Jointly Model Source Separation and Speech Recognition

Project Type: Master/Diploma Thesis
Project Status: Open

Short Description  

Speech recognition under realistic conditions is still an unsolved problem after decades of research. But the smartphone market, for example, demands working solutions with small resource footprints. Usually, phone recognition and source separation models (e.g. separation of speech and noise signal) are trained independentlly and applied in sequence. This work should bring both aspects together either by phone-aware source separation or joint training of a source separation and phone recognition model. Recently, the source separation problem has been formulated as structure prediction problem (like classification but on sequences) [1] using Linear-chain Conditional Random Fields (LC-CRFs)[2]. LC-CRFs have been extended at our lab. Your task will be to use or to extend these models.

Your Tasks 

  • Preparation of a data set in Matlab 
  • Implement or extend these models in Java (there is an existing implementation) 
  • Analyze the implemented systems in terms of accuracy and computational performance

Your Profile 

  • Very good theoretical and mathmatical background (mandatory) 
  • Good knowledge in machine learning 
  • Very good knowledge and experience in Java programming (mandatory)

Additional Information

As this work combines theoretical and experimental aspects of non-standard methods, a very good mathmatical and programming background is mandatory. This thesis project is planned for a duration of 6 months starting immediately.
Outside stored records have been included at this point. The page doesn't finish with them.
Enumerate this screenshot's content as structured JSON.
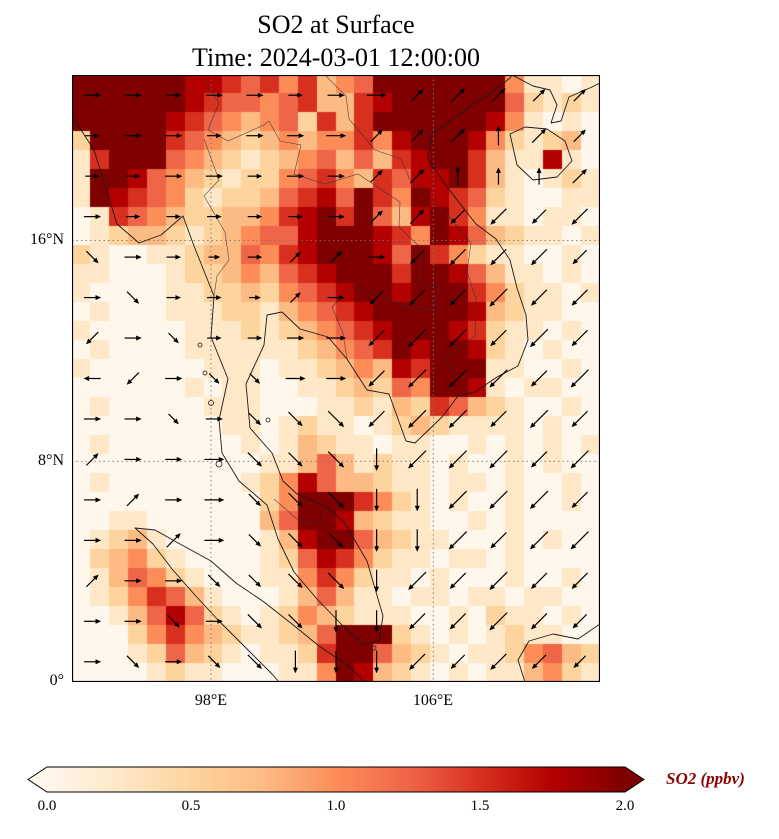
{
  "page": {
    "background": "#ffffff"
  },
  "chart_data": {
    "type": "heatmap",
    "title": "SO2 at Surface",
    "subtitle": "Time: 2024-03-01 12:00:00",
    "variable": "SO2",
    "units": "ppbv",
    "map_extent": {
      "lon_range": [
        93,
        112
      ],
      "lat_range": [
        0,
        22
      ]
    },
    "x_axis": {
      "tick_labels": [
        "98°E",
        "106°E"
      ],
      "tick_lons": [
        98,
        106
      ]
    },
    "y_axis": {
      "tick_labels": [
        "16°N",
        "8°N",
        "0°"
      ],
      "tick_lats": [
        16,
        8,
        0
      ]
    },
    "gridlines": {
      "style": "dotted",
      "color": "#777777"
    },
    "overlay": "wind-quiver-arrows",
    "colorbar": {
      "label": "SO2 (ppbv)",
      "label_color": "#8b0000",
      "tick_labels": [
        "0.0",
        "0.5",
        "1.0",
        "1.5",
        "2.0"
      ],
      "tick_values": [
        0,
        0.5,
        1,
        1.5,
        2
      ],
      "vmin": 0,
      "vmax": 2,
      "extend": "both",
      "colormap": "OrRd"
    },
    "colormap_stops": [
      [
        0,
        "#fff7ec"
      ],
      [
        0.125,
        "#fee8c8"
      ],
      [
        0.25,
        "#fdd49e"
      ],
      [
        0.375,
        "#fdbb84"
      ],
      [
        0.5,
        "#fc8d59"
      ],
      [
        0.625,
        "#ef6548"
      ],
      [
        0.75,
        "#d7301f"
      ],
      [
        0.875,
        "#b30000"
      ],
      [
        1,
        "#7f0000"
      ]
    ],
    "so2_grid": {
      "cols": 28,
      "rows": 32,
      "value_per_digit": 0.25,
      "rows_encoded": [
        "8999887765646345899999841101",
        "9989987655456336799999852121",
        "8999976543452636899999741010",
        "2899965432343446478997421230",
        "1689854321234535367896311710",
        "1887543212245643657786310121",
        "1876542122356758648765210011",
        "0165432233467868537864110110",
        "0123321234557898764875321101",
        "2100112335467898758642110010",
        "1100012234356789869875311010",
        "1000011223245678978986421101",
        "0100011122134567889997321100",
        "1000001112123456798876211010",
        "0100001111112345687987210100",
        "1000000111011234376898110010",
        "0000001011001123254987101100",
        "0100000111000112132653210010",
        "0000000011012110123211110100",
        "0100000001013211011001010101",
        "0000000000113531211010010100",
        "0100000001247533211011010010",
        "0000000000248986421010010010",
        "0011000000359873211001010000",
        "0123100000137985321100010100",
        "0234210000125764211011010000",
        "0135421000114642110100010010",
        "0124653100013531101101101100",
        "0013575210124321110010211010",
        "0002464321123599821010121100",
        "0001253210112698532101124532",
        "0000121100011487321010113421"
      ]
    },
    "wind_quiver": {
      "cols": 13,
      "rows": 15,
      "dir_map": {
        "0": "E",
        "1": "NE",
        "2": "N",
        "3": "NW",
        "4": "W",
        "5": "SW",
        "6": "S",
        "7": "SE"
      },
      "rows_encoded": [
        "04040304040304051415151414",
        "03040403040405141415251514",
        "03030404030404141525242415",
        "04030303030304141555565556",
        "74040302031314045556565655",
        "04740303021304555656575656",
        "54047303030405565757565756",
        "44540473730505565757575657",
        "04047304747576565757565756",
        "14040405757576665757575657",
        "04140405747576666657575756",
        "04041505747575666657565757",
        "14040474747576665756575656",
        "04047404757566665656575655",
        "04740474756666665655565554"
      ]
    }
  }
}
It has a good chance for publications.

Contact

Martin Ratajczak (martin.ratajczak@tugraz.at or +43 (316) 873 - 4379)

References

[1] Y. Wang and D. Wang, “Cocktail party processing via structured prediction,” in Advances in Neural Information Processing Systems (NIPS), 2012, pp. 224–232.

[2] J. Lafferty, A. McCallum, and F. Pereira, “Conditional random fields: Probabilistic models for segmenting and labeling sequence data,” in International Conference on Machine Learning (ICML), 2001, pp. 282–289.